Selection by a sub-contractor         

Employers who require candidates to undergo a medical examination frequently, if not generally, retain the services of a firm specialized in this area. While legitimate, the implementation of a selection process in concert with one or more specialized firms raises important issues involving privacy rights and the confidentiality of the personal information so obtained, and the potentially discriminatory decisions that may ensue. There is also the sensitive issue of the liability of those persons taking part in such a process.

In theory, one is not liable for the acts of a co-contractor that harm a third party. However, that is not necessarily the case in labour-relations matters, particularly where the implementation of a hiring process is concerned. Despite having retained the services of an independent contractor to assist it, the employer will be solely responsible for the decision whether or not to hire a candidate, and for the consequences of that decision. The employer must ensure that the contractor, as the employer itself is bound to do, limits itself to making only those inquiries and observations that are related to the candidate’s ability to perform the duties of the position sought.

Consent

Throughout the selection process, the employer must not only obtain the candidate’s express consent to the gathering of information about him or her by the employer, but to the use of that personal information as well. Such consent must of course be free and informed, but in order to be valid it must also be obtained for specific purposes directly related to the decision whether or not to hire the candidate.

Accommodation

Since an employer cannot refuse to hire a candidate for specific medical reasons, except where any associated limitations preclude the candidate from performing the duties of the position applied for, in what circumstances is the employer bound to take measures to accommodate a candidate’s limitations?

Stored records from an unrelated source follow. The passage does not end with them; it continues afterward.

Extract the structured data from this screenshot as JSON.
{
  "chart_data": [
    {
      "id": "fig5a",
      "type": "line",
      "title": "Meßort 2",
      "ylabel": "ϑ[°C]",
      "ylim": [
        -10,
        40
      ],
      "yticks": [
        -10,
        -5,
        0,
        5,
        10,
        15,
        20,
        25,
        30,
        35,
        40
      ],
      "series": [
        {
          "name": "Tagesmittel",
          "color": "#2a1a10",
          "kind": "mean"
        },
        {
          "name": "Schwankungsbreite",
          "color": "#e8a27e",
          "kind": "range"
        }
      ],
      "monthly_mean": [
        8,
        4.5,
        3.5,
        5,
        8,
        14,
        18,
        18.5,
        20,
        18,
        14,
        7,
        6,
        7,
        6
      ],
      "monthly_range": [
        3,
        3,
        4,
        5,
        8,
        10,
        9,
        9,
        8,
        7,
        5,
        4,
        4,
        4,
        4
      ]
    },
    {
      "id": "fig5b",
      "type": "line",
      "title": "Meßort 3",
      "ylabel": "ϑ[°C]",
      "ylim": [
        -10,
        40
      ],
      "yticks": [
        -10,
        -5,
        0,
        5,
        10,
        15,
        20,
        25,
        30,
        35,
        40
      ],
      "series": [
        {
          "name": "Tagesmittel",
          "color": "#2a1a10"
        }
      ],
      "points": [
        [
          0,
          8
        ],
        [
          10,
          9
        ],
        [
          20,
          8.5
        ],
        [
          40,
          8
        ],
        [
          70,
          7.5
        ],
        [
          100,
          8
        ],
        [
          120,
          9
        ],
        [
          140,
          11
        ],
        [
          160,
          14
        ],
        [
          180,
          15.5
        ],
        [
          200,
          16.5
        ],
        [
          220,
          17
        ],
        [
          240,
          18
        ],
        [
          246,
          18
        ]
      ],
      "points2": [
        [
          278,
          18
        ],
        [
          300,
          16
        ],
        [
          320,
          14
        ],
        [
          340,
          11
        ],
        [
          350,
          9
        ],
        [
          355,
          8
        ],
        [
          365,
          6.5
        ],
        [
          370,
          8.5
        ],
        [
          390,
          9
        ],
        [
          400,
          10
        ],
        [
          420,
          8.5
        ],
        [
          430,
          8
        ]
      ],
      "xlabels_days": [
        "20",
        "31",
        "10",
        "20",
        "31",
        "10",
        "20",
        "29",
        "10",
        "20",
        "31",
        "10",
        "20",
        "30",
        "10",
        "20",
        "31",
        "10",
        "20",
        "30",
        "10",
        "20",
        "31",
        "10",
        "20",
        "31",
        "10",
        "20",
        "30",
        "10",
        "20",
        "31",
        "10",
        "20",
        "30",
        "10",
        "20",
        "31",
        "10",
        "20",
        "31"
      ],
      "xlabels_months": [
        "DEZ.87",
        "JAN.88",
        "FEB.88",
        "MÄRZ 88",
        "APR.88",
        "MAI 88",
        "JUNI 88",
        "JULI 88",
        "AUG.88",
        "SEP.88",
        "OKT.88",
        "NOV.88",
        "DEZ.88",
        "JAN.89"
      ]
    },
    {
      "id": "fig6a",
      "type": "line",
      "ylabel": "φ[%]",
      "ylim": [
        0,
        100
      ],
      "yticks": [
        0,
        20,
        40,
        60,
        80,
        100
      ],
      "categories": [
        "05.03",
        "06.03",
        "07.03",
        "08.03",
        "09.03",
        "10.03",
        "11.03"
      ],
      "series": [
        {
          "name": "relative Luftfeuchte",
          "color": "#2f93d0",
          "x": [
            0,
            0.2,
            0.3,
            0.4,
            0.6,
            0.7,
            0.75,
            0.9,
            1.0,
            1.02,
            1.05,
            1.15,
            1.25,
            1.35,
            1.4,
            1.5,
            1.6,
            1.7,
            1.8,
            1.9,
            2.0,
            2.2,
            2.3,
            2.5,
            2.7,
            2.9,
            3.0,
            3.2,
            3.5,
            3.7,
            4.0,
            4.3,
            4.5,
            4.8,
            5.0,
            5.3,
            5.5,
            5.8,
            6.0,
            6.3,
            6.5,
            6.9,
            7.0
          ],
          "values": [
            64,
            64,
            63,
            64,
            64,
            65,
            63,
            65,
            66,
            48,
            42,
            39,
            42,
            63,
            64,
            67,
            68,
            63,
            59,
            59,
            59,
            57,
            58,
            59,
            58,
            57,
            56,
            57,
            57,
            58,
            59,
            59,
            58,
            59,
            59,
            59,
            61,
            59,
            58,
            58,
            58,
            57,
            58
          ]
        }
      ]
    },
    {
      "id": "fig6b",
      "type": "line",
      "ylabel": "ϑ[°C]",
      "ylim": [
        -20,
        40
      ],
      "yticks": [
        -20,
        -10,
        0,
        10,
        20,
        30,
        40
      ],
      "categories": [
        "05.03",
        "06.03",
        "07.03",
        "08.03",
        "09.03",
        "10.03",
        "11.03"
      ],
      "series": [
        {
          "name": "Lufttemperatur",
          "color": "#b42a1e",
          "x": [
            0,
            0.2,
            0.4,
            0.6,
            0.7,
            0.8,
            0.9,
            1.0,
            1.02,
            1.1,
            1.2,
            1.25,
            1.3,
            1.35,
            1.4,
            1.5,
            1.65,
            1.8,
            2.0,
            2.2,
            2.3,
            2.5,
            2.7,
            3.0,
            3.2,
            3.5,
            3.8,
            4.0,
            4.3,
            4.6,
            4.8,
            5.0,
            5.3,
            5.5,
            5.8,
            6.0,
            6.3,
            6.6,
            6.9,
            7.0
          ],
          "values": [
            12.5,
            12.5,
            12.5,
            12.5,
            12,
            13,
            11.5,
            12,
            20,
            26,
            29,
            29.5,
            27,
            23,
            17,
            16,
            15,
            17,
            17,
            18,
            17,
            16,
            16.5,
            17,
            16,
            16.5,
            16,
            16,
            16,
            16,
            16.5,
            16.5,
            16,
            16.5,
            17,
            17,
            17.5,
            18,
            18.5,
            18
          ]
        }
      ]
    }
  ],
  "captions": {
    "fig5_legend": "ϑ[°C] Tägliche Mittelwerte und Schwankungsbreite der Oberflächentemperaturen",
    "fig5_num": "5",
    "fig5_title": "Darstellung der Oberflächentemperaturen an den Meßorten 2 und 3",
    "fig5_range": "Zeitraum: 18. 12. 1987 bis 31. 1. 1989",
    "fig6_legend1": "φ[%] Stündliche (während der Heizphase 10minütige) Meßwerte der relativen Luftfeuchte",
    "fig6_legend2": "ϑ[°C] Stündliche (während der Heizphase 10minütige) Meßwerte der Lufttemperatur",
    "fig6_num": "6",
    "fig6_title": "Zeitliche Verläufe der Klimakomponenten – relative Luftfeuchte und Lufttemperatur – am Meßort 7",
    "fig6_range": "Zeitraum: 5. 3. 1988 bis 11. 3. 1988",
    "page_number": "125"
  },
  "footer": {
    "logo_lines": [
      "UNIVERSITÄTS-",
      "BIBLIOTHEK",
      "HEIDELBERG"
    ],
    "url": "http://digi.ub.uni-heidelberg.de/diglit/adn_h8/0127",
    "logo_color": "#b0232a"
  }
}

Where discrimination is concerned, the courts recognize that the employer’s obligations, whether at the hiring stage or when the individual concerned is already in its employ, are the same. Thus, when an employer decides to have a candidate undergo a medical examination, it must assume the consequences of that exercise, which may compel it to put in place accommodation measures.

Even if a candidate succeeds in demonstrating that he or she was discriminated against at the hiring stage, the employer may counter by maintaining that its impugned decision or practice was a justifiable business necessity, as it could not have implemented accommodation measures without incurring undue hardship.

To succeed in this regard, the employer must demonstrate that it made reasonable efforts to adjust the requirements of the position sought or to find an alternative position compatible with the candidate’s limitations, but was unable to do so without incurring undue hardship.

Conclusions

In our view it would not be prudent for an employer to require a candidate to provide it with medical information if the nature of the duties of the position applied for, or the actual risks posed by one or more of the candidate’s medical conditions for the safe performance of those duties, do not justify requiring that information.

If the candidate succeeds in showing that he or she was discriminated against on the basis of a handicap, the Court will only order that the candidate be hired if the candidate can establish that he or she would have been hired but for the handicap.

In order to avoid finding yourself in a situation where you are accused of discrimination, or at the very least in order to reduce the risk of that happening, we recommend that you not require the candidate to fill out a medical questionnaire or undergo a medical examination until the very last stage of the hiring process, but in all events before hiring the candidate.